No Conto do Vigário, só cai o vigarista

Que jornalista escreve pra jornalista, todo mundo já percebeu. O leitor é coadjuvante, é plateia de pista livre. Lê, às vezes opina, mas sempre repercute os principais assuntos na sala do café, no corredor da empresa, na hora do almoço. Tudo bem.



Mas de uns tempos pra cá, pegando carona num ensaio sobre a crise da notícia, escrito pelo bravo Geneton Moraes Neto, os jornais não trazem mais novidades. Véspera se confunde com o dia. Daniel Dantas é réu em processo de formação de quadrilha. Aham, legal. Qual a nova? Pra mim, não o jornalista, mas o cidadão, o reles leitor, o banqueiro sempre foi réu. Sempre foi um bandido safado, ladrão, cínico e tudo mais que a corja de canalhas possa abrangir. Quer dizer, notícia mesmo seria se ele fosse, enfim, condenado e preso. Antes disso, amigos, leremos nas entrelinhas de muitas manchetes, novidades antigas. “Ah, não, caro blogueiro, o Dantas havia sido indiciado pelos crimes de evasão de divisas e lavagem de dinheiro, mas formação de quadrilha ainda não tinha sido formalmente acusado”. Ahhhhhhhhh, tá. Entendeu, leitor, a notícia? Porque tem até repórter que não sabe esclarecer bem essas diferenças, digamos, assim, sutis.



Outra: José Alencar recebeu alta. Todo dia nosso digníssimo vice-presidente recebe alta. Isso lá é notícia? Parece que os plantões na porta dos hospitais, na verdade, são planejados – me perdoem – na expectativa de outra notícia, que ainda não aconteceu.



Jornalista é fogo.

quinta-feira, 9 de julho de 2009

A família traçante

Aconteceu ontem à tarde. Eis que, ao chegar de uma corrida na Lagoa, decidi assistir ao telejornal de uma emissora de televisão que se autoentitula uma família. Pois bem. Do estúdio, o âncora chama uma repórter ao vivo, num link (na linguagem de televisão) dentro da DFAE (Delegacia de Fiscalização de Armas e Explosivos). Na mesa exposta pelos policiais, três fuzis: um AK-47, um FAL e outro, se não me engano, era um M16.

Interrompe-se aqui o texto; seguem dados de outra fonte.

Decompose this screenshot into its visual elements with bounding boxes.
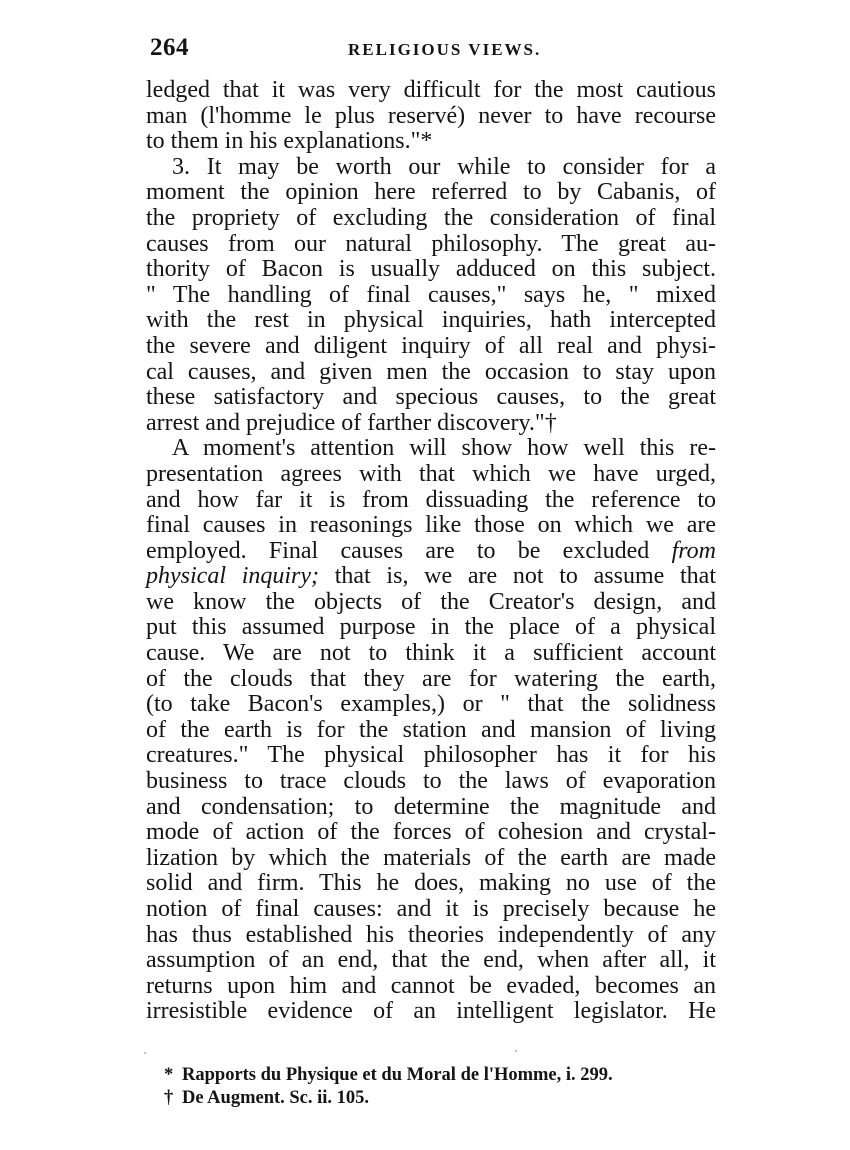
page-header	[150, 34, 715, 64]
text-line: business to trace clouds to the laws of evaporation	[146, 768, 716, 795]
footnote-text: Rapports du Physique et du Moral de l'Homme, i. 299.	[182, 1065, 613, 1085]
text-line: mode of action of the forces of cohesion and crystal-	[146, 819, 716, 846]
italic-phrase: from	[671, 537, 717, 564]
text-line: moment the opinion here referred to by Cabanis, of	[146, 179, 716, 206]
text-line: A moment's attention will show how well this re-	[172, 435, 716, 462]
text-line: returns upon him and cannot be evaded, becomes an	[146, 972, 716, 999]
page-number: 264	[150, 34, 189, 61]
footnote	[164, 1064, 704, 1087]
text-line: solid and firm. This he does, making no use of the	[146, 870, 716, 897]
text-line: (to take Bacon's examples,) or " that the solidness	[146, 691, 716, 718]
text-segment: employed. Final causes are to be excluded	[146, 537, 650, 564]
text-line: and condensation; to determine the magnitude and	[146, 793, 716, 820]
running-title: RELIGIOUS VIEWS.	[348, 40, 542, 59]
text-line: with the rest in physical inquiries, hath intercepted	[146, 307, 716, 334]
text-line: arrest and prejudice of farther discovery."†	[146, 409, 557, 436]
text-line: put this assumed purpose in the place of a physical	[146, 614, 716, 641]
text-line-with-italic	[146, 564, 716, 590]
speck	[515, 1050, 517, 1052]
footnote-mark: †	[164, 1088, 174, 1108]
text-line: irresistible evidence of an intelligent legislator. He	[146, 998, 716, 1025]
text-line: lization by which the materials of the earth are made	[146, 844, 716, 871]
text-segment: that is, we are not to assume that	[334, 563, 716, 590]
text-line: 3. It may be worth our while to consider for a	[172, 153, 716, 180]
text-line: man (l'homme le plus reservé) never to have recourse	[146, 102, 716, 129]
text-line: cause. We are not to think it a sufficient account	[146, 640, 716, 667]
footnotes	[164, 1064, 704, 1110]
text-line: assumption of an end, that the end, when after all, it	[146, 947, 716, 974]
speck	[144, 1052, 146, 1054]
text-line: the propriety of excluding the consideration of final	[146, 204, 716, 231]
body-text	[146, 78, 716, 1025]
text-line: notion of final causes: and it is precisely because he	[146, 896, 716, 922]
text-line: causes from our natural philosophy. The great au-	[146, 230, 716, 257]
text-line: we know the objects of the Creator's design, and	[146, 588, 716, 615]
text-line: thority of Bacon is usually adduced on this subject.	[146, 256, 716, 283]
text-line: " The handling of final causes," says he, " mixed	[146, 281, 716, 308]
footnote-mark: *	[164, 1065, 174, 1085]
text-line-with-italic	[146, 539, 716, 565]
text-line: has thus established his theories independently of any	[146, 921, 716, 948]
footnote-text: De Augment. Sc. ii. 105.	[182, 1088, 370, 1108]
text-line: creatures." The physical philosopher has it for his	[146, 742, 716, 769]
text-line: final causes in reasonings like those on which we are	[146, 512, 716, 539]
text-line: of the clouds that they are for watering the earth,	[146, 665, 716, 692]
text-line: these satisfactory and specious causes, to the great	[146, 384, 716, 411]
text-line: the severe and diligent inquiry of all real and physi-	[146, 332, 716, 359]
text-line: to them in his explanations."*	[146, 128, 433, 155]
italic-phrase: physical inquiry;	[146, 563, 320, 590]
text-line: cal causes, and given men the occasion to stay upon	[146, 358, 716, 385]
text-line: of the earth is for the station and mansion of living	[146, 716, 716, 743]
text-line: and how far it is from dissuading the reference to	[146, 486, 716, 513]
text-line: ledged that it was very difficult for the most cautious	[146, 77, 716, 103]
footnote	[164, 1087, 704, 1110]
text-line: presentation agrees with that which we have urged,	[146, 460, 716, 487]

Ainda sem entender o porquê do assunto, claro, antes de entender o porquê de uma entrevista ao vivo sobre, a repórter (?) pergunta ao delegado: qual desses três fuzis tem maior poder de destruição? O delegado respondeu, mas não lembro qual foi a arma agraciada, porque me recuperava ainda atônito sobre os porquês citados acima. Foi quando a seguradora de microfone, a da família, saca duas balas que também estavam expostas na vernissage policial e mostra para a câmera: “olha, gente, essa com marca vermelha na ponta é a bala traçante. Essa outra aqui, como vocês podem ver aí em casa, com a ponta azul, é a bala comum. Delegado, qual dessas é a melhor? Qual é a diferença? A traçante...blablabla”. Enquanto isso, eram veiculadas imagens de tiroteios em pelo menos três comunidades diferentes, Rocinha, Macacos e outra, próxima à Linha Amarela. O âncora esbravejava que tais imagens eram exclusivas, que foram gravadas pelas equipes de reportagem da... família.



Quer dizer, a família instruindo “quem está em casa”, qual arma é a melhor, qual bala destrói mais. Evidentemente com ilustrações reais, ponta vermelha, ponta azul, traçante é melhor usar à noite, a comum é melhor usar sob a luz do dia. Como se vivêssemos numa eterna festa e precisássemos saber qual traje usar e quando. Onde? Em qualquer lugar. Afinal, é festa de família! E o pior? Não troquei de canal. Aliás, quem trocaria? As crianças, os adolescentes? Os bandidos? Uns, como eu, pasmos com esse tipo de “jornalismo”. Outros, achando que jornalismo bom é fazer assessoria de imprensa para a polícia, mas de graça.



É apenas a ponta do iceberg, caros. São não me perguntem se é azul ou vermelha. Isso é assunto de família.